Typically, they contain rice in one compartment, Dal or curry in another, and other items in the third or fourth tiers such as naan, vegetables or a dessert.


Just this month, the tiffin arrived in the U.S., with a leading restaurant chain specialising in Indian cuisine launching ‘Tiffin Meals,’ a new home and office meal delivery service in Boston and Cambridge.


With a click of a mouse, patrons now can order quality, home-style Indian food every day for lunch, the Boston based One World Cuisine restaurant chain said while launching the service patterned on Mumbai’s dabbawallah carriers.


"The launch of Tiffin Meals allows us to better serve our customers, whether in our restaurants, their homes or their offices," said Amrik Pabla, president of the One World Cuisine group.


But unlike his counterparts in Metro Vancouver, who refill their customers cleaned tiffins at a considerable discount, Pabla serves up his Indian food in disposable, microwavable plastic containers.


Varadarajulu firmly believes that it is the "green factor" of the reusable aluminum tiffin carriers that will firmly entrench the tiffin trend here.


"The biggest reason it will take off is the enviromental reason, especially in Vancouver," she says. "We recently catered to a group of 75 at a government office. Can you imagine, if they weren’t ordering the tiffins, these people would have had three plastic containers each – that’s a lot of plastic."


Both Ramji and Jamal concur.


"We draw a lot of people who want to be environmentally friendly and are aware of the waste that’s involved in plastic lunch containers," says Ramji, who has a degree in environmental sciences and has "always been conscious of the problems we’re facing."

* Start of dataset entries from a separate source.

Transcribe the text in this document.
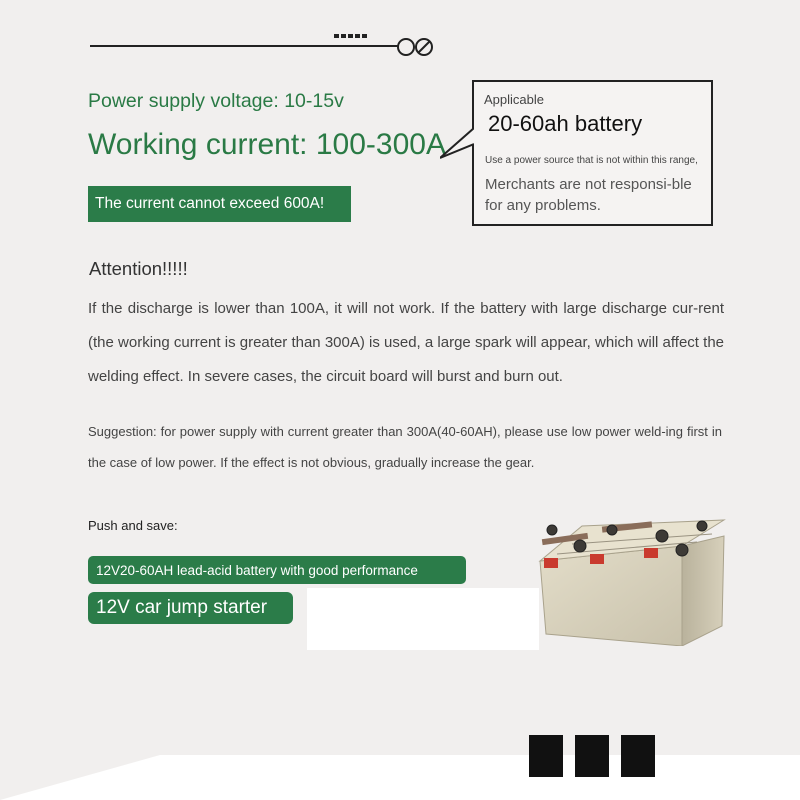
Power supply voltage: 10-15v
Working current: 100-300A
The current cannot exceed 600A!
Applicable
20-60ah battery
Use a power source that is not within this range,
Merchants are not responsi-ble for any problems.
Attention!!!!!
If the discharge is lower than 100A, it will not work. If the battery with large discharge cur-rent (the working current is greater than 300A) is used, a large spark will appear, which will affect the welding effect. In severe cases, the circuit board will burst and burn out.
Suggestion: for power supply with current greater than 300A(40-60AH), please use low power weld-ing first in the case of low power. If the effect is not obvious, gradually increase the gear.
Push and save:
12V20-60AH lead-acid battery with good performance
12V car jump starter
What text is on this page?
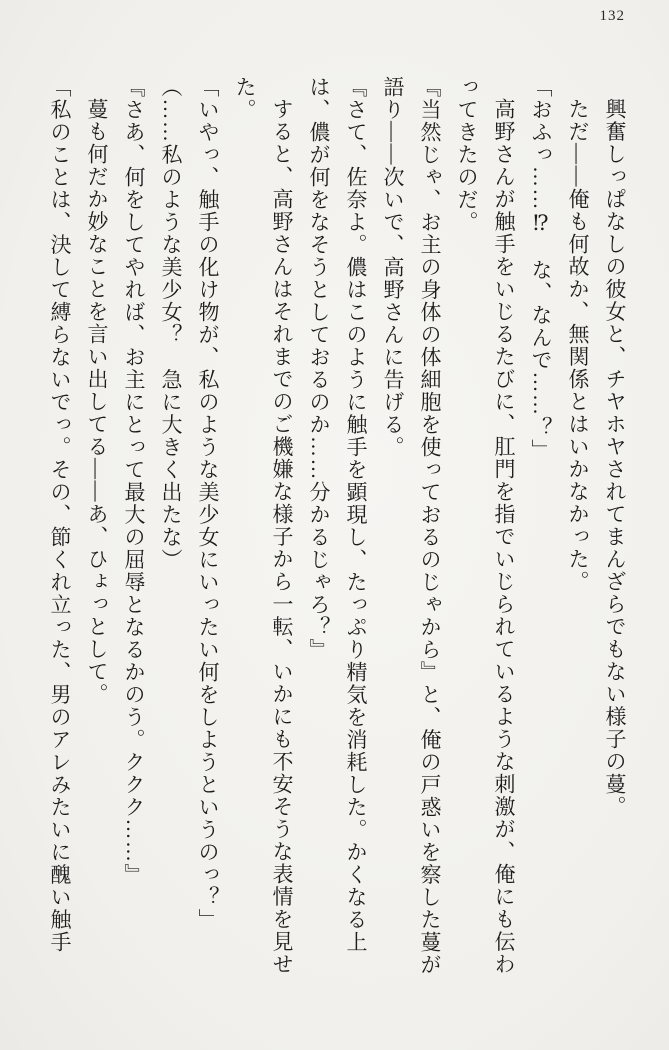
132

興奮しっぱなしの彼女と、チヤホヤされてまんざらでもない様子の蔓。

ただ――俺も何故か、無関係とはいかなかった。

「おふっ……⁉　な、なんで……？」

高野さんが触手をいじるたびに、肛門を指でいじられているような刺激が、俺にも伝わってきたのだ。

『当然じゃ、お主の身体の体細胞を使っておるのじゃから』と、俺の戸惑いを察した蔓が語り――次いで、高野さんに告げる。

『さて、佐奈よ。儂はこのように触手を顕現し、たっぷり精気を消耗した。かくなる上は、儂が何をなそうとしておるのか……分かるじゃろ？』

すると、高野さんはそれまでのご機嫌な様子から一転、いかにも不安そうな表情を見せた。

「いやっ、触手の化け物が、私のような美少女にいったい何をしようというのっ？」

（……私のような美少女？　急に大きく出たな）

『さあ、何をしてやれば、お主にとって最大の屈辱となるかのう。ククク……』

蔓も何だか妙なことを言い出してる――あ、ひょっとして。

「私のことは、決して縛らないでっ。その、節くれ立った、男のアレみたいに醜い触手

Adds Jamal: "I used to put 100,000 foam plates into the landfill every year. Now, I’ve put in a dishwasher than cost me 3,000 bucks and that is it.


"The idea is I want you to think green, be more responsible, and also buy your loyalty by asking you to come back to refill your tiffin."


Varadarajulu says she is not surprised the time-honoured tiffin is making a mighty comeback.


"India is the cool thing," she explains. "People are looking to India for the next thing, whether it’s movies, travel, music, spirituality, or food."